With no long-term follow-up, the researchers aimed to describe parents’ adjustment — or the psychological distress and relationship satisfaction – following their child’s cancer journey; to describe the perceived impact their child’s cancer had on a couples’ relationship; and to identify to what extent the perceived impact of cancer on the couple was related to both parents’ long-term adjustment.

“It was important to conduct this research in order to extend our examination of psychosocial status and relationship adjustment of parents of children with cancer into the survivorship period,” study author Willow Burns, Ph.D., assistant professor at Bishop's University, said in an interview with CURE.

The study surveyed 103 sets of parents whose child was a survivor (at least five years after their initial diagnosis) of acute lymphoblastic leukemia (ALL).

“The study was also the first to examine dyadic adjustment and relationship change experiences of parents of childhood ALL survivors using an interdependence model,” said Burns.

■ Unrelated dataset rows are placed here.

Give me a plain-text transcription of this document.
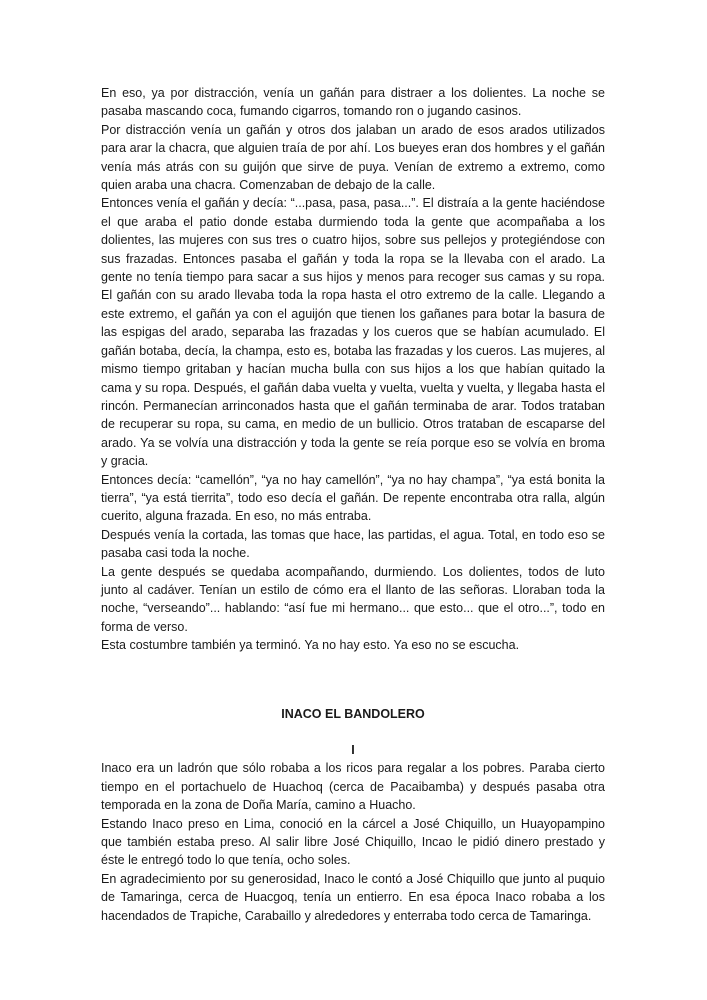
En eso, ya por distracción, venía un gañán para distraer a los dolientes. La noche se pasaba mascando coca, fumando cigarros, tomando ron o jugando casinos.

Por distracción venía un gañán y otros dos jalaban un arado de esos arados utilizados para arar la chacra, que alguien traía de por ahí. Los bueyes eran dos hombres y el gañán venía más atrás con su guijón que sirve de puya. Venían de extremo a extremo, como quien araba una chacra. Comenzaban de debajo de la calle.

Entonces venía el gañán y decía: “...pasa, pasa, pasa...”. El distraía a la gente haciéndose el que araba el patio donde estaba durmiendo toda la gente que acompañaba a los dolientes, las mujeres con sus tres o cuatro hijos, sobre sus pellejos y protegiéndose con sus frazadas. Entonces pasaba el gañán y toda la ropa se la llevaba con el arado. La gente no tenía tiempo para sacar a sus hijos y menos para recoger sus camas y su ropa. El gañán con su arado llevaba toda la ropa hasta el otro extremo de la calle. Llegando a este extremo, el gañán ya con el aguijón que tienen los gañanes para botar la basura de las espigas del arado, separaba las frazadas y los cueros que se habían acumulado. El gañán botaba, decía, la champa, esto es, botaba las frazadas y los cueros. Las mujeres, al mismo tiempo gritaban y hacían mucha bulla con sus hijos a los que habían quitado la cama y su ropa. Después, el gañán daba vuelta y vuelta, vuelta y vuelta, y llegaba hasta el rincón. Permanecían arrinconados hasta que el gañán terminaba de arar. Todos trataban de recuperar su ropa, su cama, en medio de un bullicio. Otros trataban de escaparse del arado. Ya se volvía una distracción y toda la gente se reía porque eso se volvía en broma y gracia.

Entonces decía: “camellón”, “ya no hay camellón”, “ya no hay champa”, “ya está bonita la tierra”, “ya está tierrita”, todo eso decía el gañán. De repente encontraba otra ralla, algún cuerito, alguna frazada. En eso, no más entraba.

Después venía la cortada, las tomas que hace, las partidas, el agua. Total, en todo eso se pasaba casi toda la noche.

La gente después se quedaba acompañando, durmiendo. Los dolientes, todos de luto junto al cadáver. Tenían un estilo de cómo era el llanto de las señoras. Lloraban toda la noche, “verseando”... hablando: “así fue mi hermano... que esto... que el otro...”, todo en forma de verso.

Esta costumbre también ya terminó. Ya no hay esto. Ya eso no se escucha.

INACO EL BANDOLERO
I

Inaco era un ladrón que sólo robaba a los ricos para regalar a los pobres. Paraba cierto tiempo en el portachuelo de Huachoq (cerca de Pacaibamba) y después pasaba otra temporada en la zona de Doña María, camino a Huacho.

Estando Inaco preso en Lima, conoció en la cárcel a José Chiquillo, un Huayopampino que también estaba preso. Al salir libre José Chiquillo, Incao le pidió dinero prestado y éste le entregó todo lo que tenía, ocho soles.

En agradecimiento por su generosidad, Inaco le contó a José Chiquillo que junto al puquio de Tamaringa, cerca de Huacgoq, tenía un entierro. En esa época Inaco robaba a los hacendados de Trapiche, Carabaillo y alrededores y enterraba todo cerca de Tamaringa.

Parents’ distress levels were normal, according to the researchers. General distress occurred in 6.8 percent of mothers and 7.8 percent of fathers, and depression in 2.9 percent and 6.8 percent, respectively. In addition, somatization — meaning the occurrence of medical issues with no known cause – occurred in 13.6 percent and 9.7 percent of mothers and fathers, and relationship distress in 21.4 percent and 20.4 percent, respectively.

Both parents typically agreed on their reported relationship satisfaction, as well as the perceived nature of relationship changes following their child’s illness.

According to dyadic analyses (a type of social network in which there are two individuals that are linked), mothers’ adjustment was related to their own perceived relationship changes, whereas fathers’ adjustment was primarily related to their partner’s perceptions.

“Overall, parents of childhood ALL survivors were well-adjusted, with only a small subgroup reporting clinical distress during the survivorship period,” Burns said. “We also found that mothers’ adjustment was only related to her own perceptions of changes in relationship dynamics, while fathers’ adjustment was related to both their own perceptions and those of their partner.”

Men and women tend to handle stress differently, and that can account for the difference in distress levels between men and women, according to the researchers.

“It is possible that the different rates of psychosocial and relationship distress among mothers and fathers reflects differences in how they cope with their child’s illness,” Burns added. “Generally, mothers tend to turn to others for social support, whereas fathers tend to turn to their partner for support,”

Moving forward, findings from this research point toward the value of psychosocial interventions not only for children facing the disease, but for their parents or caregivers, too.

“Our findings highlight the importance of providing parents with routine assessment of their psychosocial status, both during their child’s cancer treatment and during the survivorship period,” Burns said. “Providing couples-based support programs may assist partners in addressing their individual and interpersonal difficulties and may promote stronger long-term relationship satisfaction and psychosocial well-being for these parents.”